We decided to sit near the children and color in silence. I told the team that we are not going to ask questions anymore. We don’t have to interrogate anyone about their past. It is not natural. Friends don’t bombard each other with questions that probe into their past. Friends recognize the privacy of one’s personal life. We are not psychiatrists nor social workers. We don’t need to know about their past unless they want to share it with us. We have a different reason for being here. We want them to know and recognize the presence of God in their souls and around them. Our God speaks to us out of the silence. Therefore, we sat and waited in silence. As we did this, we communed with God in the innermost part of our being. We faced ourselves in the presence of God within us. It was not easy but it was not hard as well. It was different. Then Alan came and sat next to us. He was quiet and just watched us coloring. After a few minutes or so, he asked if I was choosing a certain color for the background. I told him that I wasn’t sure and then he asked how I decided on the colors. There was no answer to this question. I said that I did not know. It was fine not to know until the time comes. He understood and sat there and watched. Alan doesn’t usually speak to us. Today, he wanted to be just there and watch. He felt comfortable to sit and there and watch us. He was silent and we were silent. We were comfortable. We felt peaceful and then some of children came over and joined us and colored together in silence. It felt nice not to feel that we have to say something. It was nice to be there in the silence with each other and feel complete together even if it was for a moment.

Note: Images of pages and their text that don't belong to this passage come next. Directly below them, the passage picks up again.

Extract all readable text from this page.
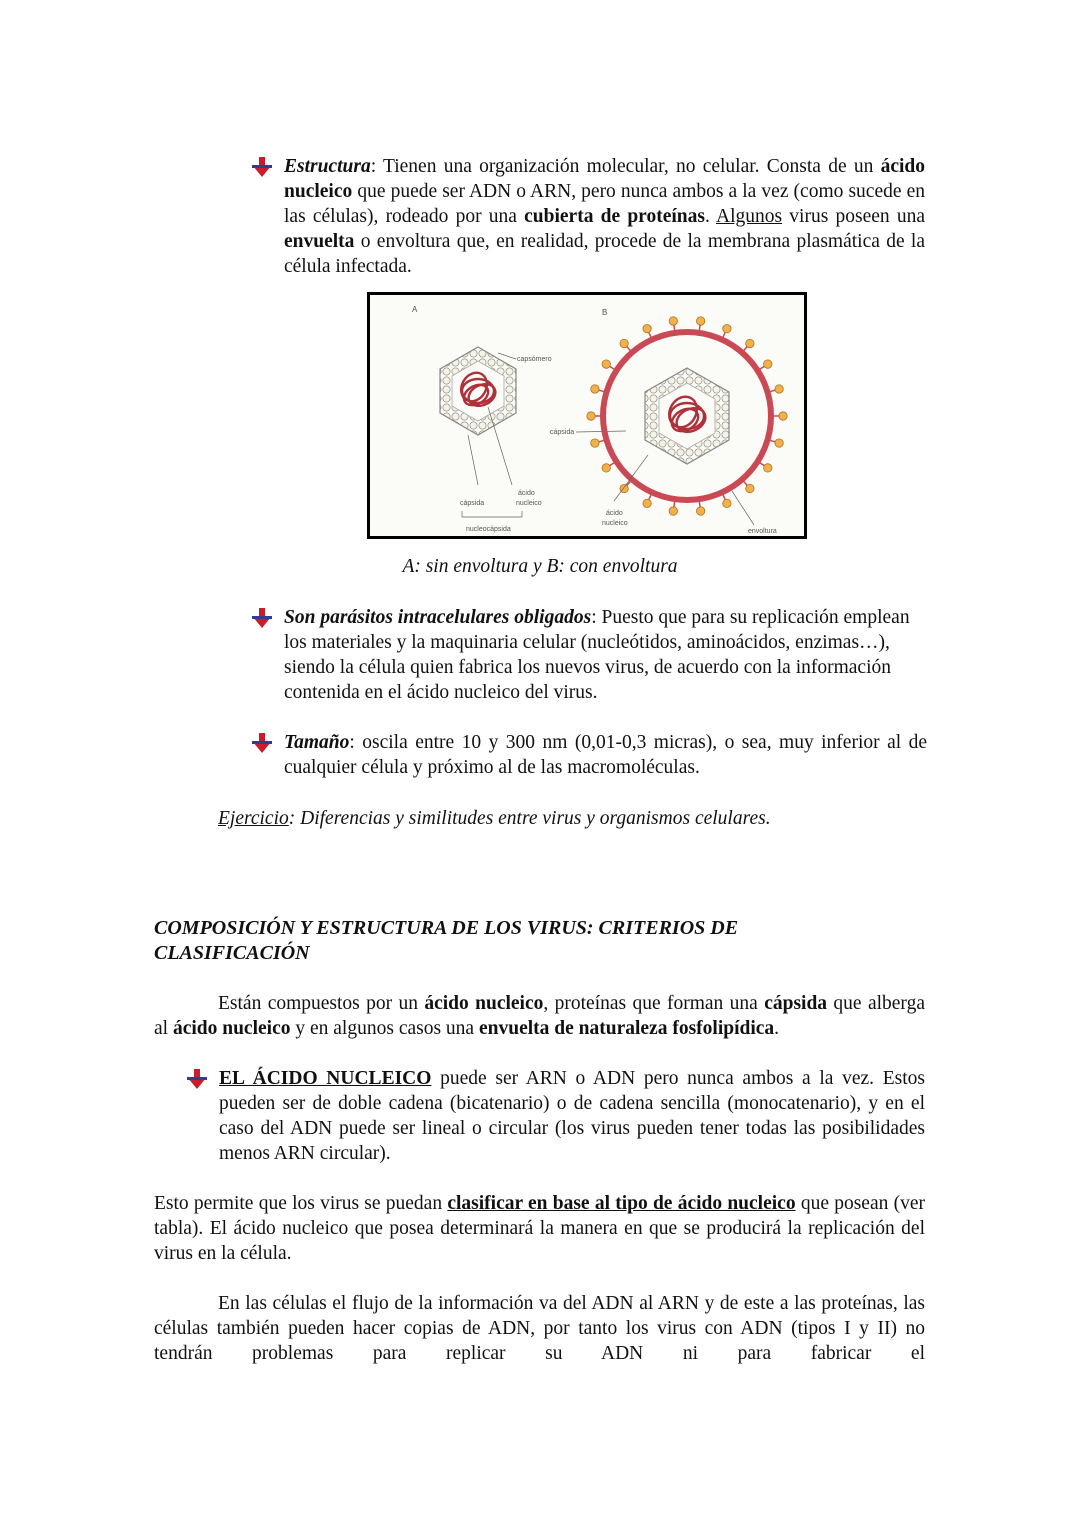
Estructura: Tienen una organización molecular, no celular. Consta de un ácido nucleico que puede ser ADN o ARN, pero nunca ambos a la vez (como sucede en las células), rodeado por una cubierta de proteínas. Algunos virus poseen una envuelta o envoltura que, en realidad, procede de la membrana plasmática de la célula infectada.
A	B
capsómero
cápsida
ácido
nucleico
nucleocápsida
cápsida
ácido
nucleico
envoltura
A: sin envoltura y B: con envoltura
Son parásitos intracelulares obligados: Puesto que para su replicación emplean los materiales y la maquinaria celular (nucleótidos, aminoácidos, enzimas…), siendo la célula quien fabrica los nuevos virus, de acuerdo con la información contenida en el ácido nucleico del virus.
Tamaño: oscila entre 10 y 300 nm (0,01-0,3 micras), o sea, muy inferior al de cualquier célula y próximo al de las macromoléculas.
Ejercicio: Diferencias y similitudes entre virus y organismos celulares.
COMPOSICIÓN Y ESTRUCTURA DE LOS VIRUS: CRITERIOS DE
CLASIFICACIÓN
Están compuestos por un ácido nucleico, proteínas que forman una cápsida que alberga al ácido nucleico y en algunos casos una envuelta de naturaleza fosfolipídica.
EL ÁCIDO NUCLEICO puede ser ARN o ADN pero nunca ambos a la vez. Estos pueden ser de doble cadena (bicatenario) o de cadena sencilla (monocatenario), y en el caso del ADN puede ser lineal o circular (los virus pueden tener todas las posibilidades menos ARN circular).
Esto permite que los virus se puedan clasificar en base al tipo de ácido nucleico que posean (ver tabla). El ácido nucleico que posea determinará la manera en que se producirá la replicación del virus en la célula.
En las células el flujo de la información va del ADN al ARN y de este a las proteínas, las células también pueden hacer copias de ADN, por tanto los virus con ADN (tipos I y II) no tendrán problemas para replicar su ADN ni para fabricar el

I won’t say that words are not necessary. On the contrary, I would say that words are a gift. However, noises or empty words should not be confused with words that come forth from the silence. It is out of the silence that God spoke the life-giving words, “Let there be Light”. Then He gave us the gift of Sabbath which is a time of silent waiting to listen to the words of Life that comes from the Eternal Light that dwells in our souls.

São Paulo is a noisy city. God is teaching us to find a quiet place in the midst of this noise.